CITGO Asphalt Refining Co. v. Frescati Shipping Co., Ltd.


Where a charter agreement contains a “safe berth” clause, which provides that the charterer will designate a safe port as the vessel’s destination, is the safe berth clause a warranty for the ship’s safety or a promise that the charterer will exercise due diligence in selecting a safe port?

Oral argument: 
November 5, 2019

This case arises out of an incident in 2004 when the Athos I, a ship that CITGO Asphalt Refining Co. (“CARCO”) had chartered, collided with an abandoned anchor near CARCO’s designated port. This case asks the Supreme Court to decide how to interpret the charter agreement’s “safe berth” clause, under which CARCO was obligated to designate a safe destination port for the Athos I. CARCO argues that, under the safe berth clause, it was obligated only to exercise due diligence in selecting a safe port. Frescati Shipping Co. (“Frescati”), the Athos I’s owner, counters that the clause is better interpreted as a warranty of safety that gives rise to strict liability. The outcome of this case will determine the contours of a charterer’s obligations under safe berth clauses and the degree to which industry actors can efficiently bargain to allocate risks before accidents occur.

Questions as Framed for the Court by the Parties 

Whether under federal maritime law a safe berth clause in a voyage charter contract is a guarantee of a ship’s safety, as the U.S. Courts of Appeals for the 2nd and 3rd Circuits have held, or a duty of due diligence, as the U.S. Court of Appeals for the 5th Circuit has held.


CITGO Asphalt Refining Company (“CARCO”) chartered a single-hulled oil tanker, the M/T Athos I, from an intermediary of Frescati Shipping Co., Ltd. and Tsakos Shipping & Trading, S.A. (“Frescati”) to deliver crude oil from Venezuela to CARCO’s berth in New Jersey. The contract between CARCO and Frescati contained a “safe berth” clause stipulating that, as the “charterer,” CARCO would designate a berth—in this case, CARCO’s own port in New Jersey—where the Athos I could “safely get (always afloat).” CARCO warranted that the Athos I would be able to reach the designated berth safely as long as the ship was “drawing,” or sailing with its keel at a depth of thirty-seven feet or less upon arrival.

To reach CARCO’s berth, the ship needed to pass through Federal Anchorage Number 9, a federally designated zone where ships may anchor temporarily. While there, the Athos I struck an abandoned anchor while the ship was drawing less than thirty-seven feet. The accident caused an oil spill that cost $143 million to clean up. Acting under the incentive structure of the Oil Pollution Act of 1990 (OPA), Frescati paid for the full cost of the initial cleanup, and the United States (the “Government”) later reimbursed Frescati approximately $88 million out of the OPA Trust Fund, a trust fund established by the OPA and funded by taxes on the petroleum industry.

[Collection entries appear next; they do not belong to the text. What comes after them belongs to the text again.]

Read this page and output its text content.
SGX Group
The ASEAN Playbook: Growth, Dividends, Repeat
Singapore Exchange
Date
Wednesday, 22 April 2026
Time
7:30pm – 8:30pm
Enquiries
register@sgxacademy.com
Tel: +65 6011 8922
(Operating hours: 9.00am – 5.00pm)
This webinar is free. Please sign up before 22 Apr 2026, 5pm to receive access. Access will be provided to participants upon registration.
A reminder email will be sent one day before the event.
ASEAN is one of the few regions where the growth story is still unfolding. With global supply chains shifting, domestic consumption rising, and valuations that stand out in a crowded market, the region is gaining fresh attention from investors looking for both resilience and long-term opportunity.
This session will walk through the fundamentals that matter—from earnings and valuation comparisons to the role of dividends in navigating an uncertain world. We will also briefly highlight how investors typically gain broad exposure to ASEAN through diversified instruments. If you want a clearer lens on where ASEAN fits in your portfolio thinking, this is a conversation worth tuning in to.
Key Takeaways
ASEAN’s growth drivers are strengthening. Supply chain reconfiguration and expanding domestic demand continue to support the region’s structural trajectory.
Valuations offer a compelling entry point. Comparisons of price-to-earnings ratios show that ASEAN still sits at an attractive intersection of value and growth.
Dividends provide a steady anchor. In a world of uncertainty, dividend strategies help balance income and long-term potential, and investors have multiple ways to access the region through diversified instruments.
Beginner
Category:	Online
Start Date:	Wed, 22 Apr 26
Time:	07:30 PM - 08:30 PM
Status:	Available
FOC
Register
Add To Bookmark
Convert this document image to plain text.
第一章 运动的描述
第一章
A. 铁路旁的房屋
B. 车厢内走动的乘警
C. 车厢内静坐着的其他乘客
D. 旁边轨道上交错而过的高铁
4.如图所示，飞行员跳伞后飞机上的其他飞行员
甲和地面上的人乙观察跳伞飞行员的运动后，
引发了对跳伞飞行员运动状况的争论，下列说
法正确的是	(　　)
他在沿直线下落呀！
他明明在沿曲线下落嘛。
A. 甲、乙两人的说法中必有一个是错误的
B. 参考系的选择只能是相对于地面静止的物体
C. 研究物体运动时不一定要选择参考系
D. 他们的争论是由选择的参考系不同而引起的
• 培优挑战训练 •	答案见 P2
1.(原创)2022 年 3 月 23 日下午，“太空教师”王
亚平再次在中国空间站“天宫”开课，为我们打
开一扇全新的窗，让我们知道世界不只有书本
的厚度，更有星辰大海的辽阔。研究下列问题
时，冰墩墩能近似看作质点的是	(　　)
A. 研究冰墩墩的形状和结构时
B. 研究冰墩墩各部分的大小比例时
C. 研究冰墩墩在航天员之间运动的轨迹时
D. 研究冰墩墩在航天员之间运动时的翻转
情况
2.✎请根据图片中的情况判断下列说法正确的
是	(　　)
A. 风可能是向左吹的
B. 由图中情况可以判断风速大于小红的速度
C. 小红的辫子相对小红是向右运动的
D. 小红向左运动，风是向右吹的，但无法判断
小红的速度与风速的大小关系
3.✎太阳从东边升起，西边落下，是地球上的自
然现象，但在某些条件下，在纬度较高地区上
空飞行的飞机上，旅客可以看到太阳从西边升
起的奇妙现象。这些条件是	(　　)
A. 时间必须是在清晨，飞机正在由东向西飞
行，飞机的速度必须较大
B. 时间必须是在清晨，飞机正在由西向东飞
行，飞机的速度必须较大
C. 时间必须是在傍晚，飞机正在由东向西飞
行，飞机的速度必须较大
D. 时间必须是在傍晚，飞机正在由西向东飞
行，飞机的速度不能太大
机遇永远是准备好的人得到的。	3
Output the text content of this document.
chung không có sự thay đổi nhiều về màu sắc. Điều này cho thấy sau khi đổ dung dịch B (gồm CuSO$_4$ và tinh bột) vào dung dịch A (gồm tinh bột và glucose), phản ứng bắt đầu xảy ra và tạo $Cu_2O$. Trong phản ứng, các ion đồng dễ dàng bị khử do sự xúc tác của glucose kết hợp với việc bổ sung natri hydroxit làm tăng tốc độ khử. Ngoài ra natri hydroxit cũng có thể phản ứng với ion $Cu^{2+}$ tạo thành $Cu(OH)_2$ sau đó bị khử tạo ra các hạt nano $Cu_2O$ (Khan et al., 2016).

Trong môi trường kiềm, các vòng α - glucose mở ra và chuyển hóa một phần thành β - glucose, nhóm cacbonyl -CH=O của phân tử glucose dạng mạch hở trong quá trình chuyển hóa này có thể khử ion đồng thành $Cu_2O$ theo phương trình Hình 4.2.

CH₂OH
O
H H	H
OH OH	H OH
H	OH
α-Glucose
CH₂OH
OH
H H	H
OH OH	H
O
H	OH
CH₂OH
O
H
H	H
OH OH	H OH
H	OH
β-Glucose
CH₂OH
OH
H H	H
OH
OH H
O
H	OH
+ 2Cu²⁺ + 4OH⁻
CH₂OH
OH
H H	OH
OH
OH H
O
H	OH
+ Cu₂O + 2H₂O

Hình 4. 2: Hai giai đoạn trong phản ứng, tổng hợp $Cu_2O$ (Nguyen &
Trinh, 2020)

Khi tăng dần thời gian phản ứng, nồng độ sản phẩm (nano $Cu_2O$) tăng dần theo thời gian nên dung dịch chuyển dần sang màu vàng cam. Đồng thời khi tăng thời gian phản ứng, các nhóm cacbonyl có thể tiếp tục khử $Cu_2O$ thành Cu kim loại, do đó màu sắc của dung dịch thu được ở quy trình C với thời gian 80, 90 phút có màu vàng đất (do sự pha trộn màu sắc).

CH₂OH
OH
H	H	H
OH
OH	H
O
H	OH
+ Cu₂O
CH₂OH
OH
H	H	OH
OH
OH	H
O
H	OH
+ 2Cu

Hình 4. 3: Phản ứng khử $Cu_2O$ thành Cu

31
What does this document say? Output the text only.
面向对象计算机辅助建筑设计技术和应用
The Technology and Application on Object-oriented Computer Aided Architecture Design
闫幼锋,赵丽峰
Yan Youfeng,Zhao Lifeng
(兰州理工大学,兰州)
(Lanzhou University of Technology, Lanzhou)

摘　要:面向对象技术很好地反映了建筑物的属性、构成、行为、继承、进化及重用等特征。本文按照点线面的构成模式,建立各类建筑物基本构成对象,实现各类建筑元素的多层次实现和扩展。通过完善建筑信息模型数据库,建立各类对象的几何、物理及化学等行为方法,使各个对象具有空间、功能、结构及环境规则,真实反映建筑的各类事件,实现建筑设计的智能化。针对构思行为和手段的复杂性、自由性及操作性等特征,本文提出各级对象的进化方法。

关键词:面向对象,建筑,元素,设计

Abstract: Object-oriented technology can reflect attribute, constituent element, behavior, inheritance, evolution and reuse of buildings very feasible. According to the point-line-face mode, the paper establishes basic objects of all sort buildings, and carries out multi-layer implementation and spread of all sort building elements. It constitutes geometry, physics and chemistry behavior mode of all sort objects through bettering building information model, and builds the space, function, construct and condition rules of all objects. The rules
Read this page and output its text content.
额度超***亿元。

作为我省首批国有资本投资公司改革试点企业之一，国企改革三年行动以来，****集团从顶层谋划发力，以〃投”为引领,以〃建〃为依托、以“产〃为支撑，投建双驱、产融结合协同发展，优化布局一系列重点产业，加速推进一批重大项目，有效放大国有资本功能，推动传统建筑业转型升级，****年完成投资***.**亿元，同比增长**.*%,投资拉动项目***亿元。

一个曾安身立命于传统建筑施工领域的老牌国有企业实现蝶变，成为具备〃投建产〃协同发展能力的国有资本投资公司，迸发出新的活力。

Litigation began when Frescati filed a “Petition for Exoneration or Limitation of Liability,” leading CARCO and Frescati to claim damages against each other. Because the Government partially reimbursed Frescati under the OPA, the Government asserted its subrogation right and also claimed damages from CARCO. At trial, the United States District Court for the Eastern District of Pennsylvania (the “District Court”) held that CARCO was free from any liability. On appeal, the Third Circuit determined that CARCO owed “an unspecified duty of care to Frescati in tort” and remanded the case for a determination of the scope of such duty and whether CARCO had breached it. The Third Circuit also requested that the District Court determine the contours of the safe berth clause.

On remand, the District Court held CARCO liable in both contract and tort. Specifically, the District Court found that CARCO had breached the contract’s safe berth provision because the accident occurred despite Frescati’s compliance with the provision’s conditions. In other words, the District Court construed the safe berth provision as a warranty giving rise to strict liability in the event that it was breached. The District Court also held that CARCO had a duty in tort “to search for obstructions in the approach to its berth” by using side-scan sonar, and that this duty obligated CARCO either to remove any obstructions discovered or to warn ships of their presence. The District Court concluded that CARCO had breached this duty because it had not conducted any search for obstructions.

On appeal again, the Third Circuit affirmed CARCO’s breach of the safe berth clause but vacated the tort judgment. In so ruling, the Third Circuit reasoned that imposing a duty of care on wharf owners such as CARCO to search for obstructions—at least in the specific manner of using side-scan sonar, as mandated by the District Court—was overly burdensome. Nevertheless, the Third Circuit reiterated its earlier holding that CARCO had some unspecified “duty of reasonable diligence” to provide a “safe approach to its berth.”

The United States Supreme Court granted CARCO’s petition for a writ of certiorari on April 22, 2019.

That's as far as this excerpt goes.